John Lennon was a natural leader of all the ensuing bands that followed. As the group became older and more experienced, they changed their name from The Silver Beetles to The Beatles in response to the popularity of beat music during the time. With Ringo Starr and George Harrison, the group began playing local venues and started recording their own music.
In England, the Beatles became a national success. With their fame spreading across the oceans, they decided to tour the United States and became an instant hit. However, a controversial statement by John Lennon that his group was more “popular than Jesus” sparked public outcry across the southern and mid-western United States. With increased pressure, Lennon publicly apologized for his statement, although he said that it had been taken out of context – that his band, or television, or pop culture was more popular in England than Jesus.
In his personal life, Lennon did not find much fulfillment with his first wife Cynthia, even though the two bore a son together named Julian. Lennon didn’t have much of a relationship with his son, saying that he was born out of a whisky bottle. The two became closer as they aged, but it was with Lennon’s second son Sean that he devoted his time and energy towards. Both Sean and Julian have musical careers and have had success on their own merit.

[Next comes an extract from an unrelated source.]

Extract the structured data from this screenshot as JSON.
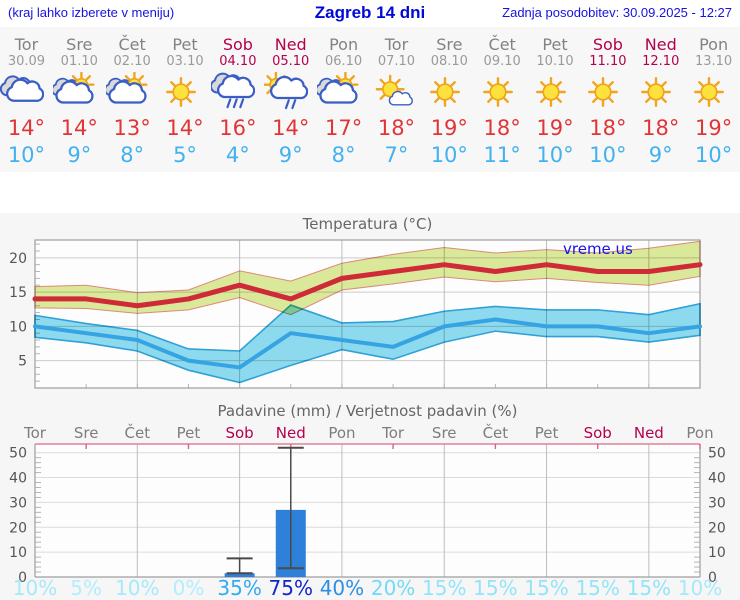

For his political lyrics and open comments about America and Britain’s role in Vietnam and elsewhere, the FBI attempted to have Lennon deported. But, hearing after hearing and deadline after deadline were extended or put on hold and Lennon was never officially deported from the United States. In 1971, Lennon released Imagine, a hugely popular solo album. With lyrics that became increasingly controversial, Lennon felt pressure and had various death threats. In December 1980, Mark Chapman shot and killed Lennon in front of his home at the Dakota building in New York City.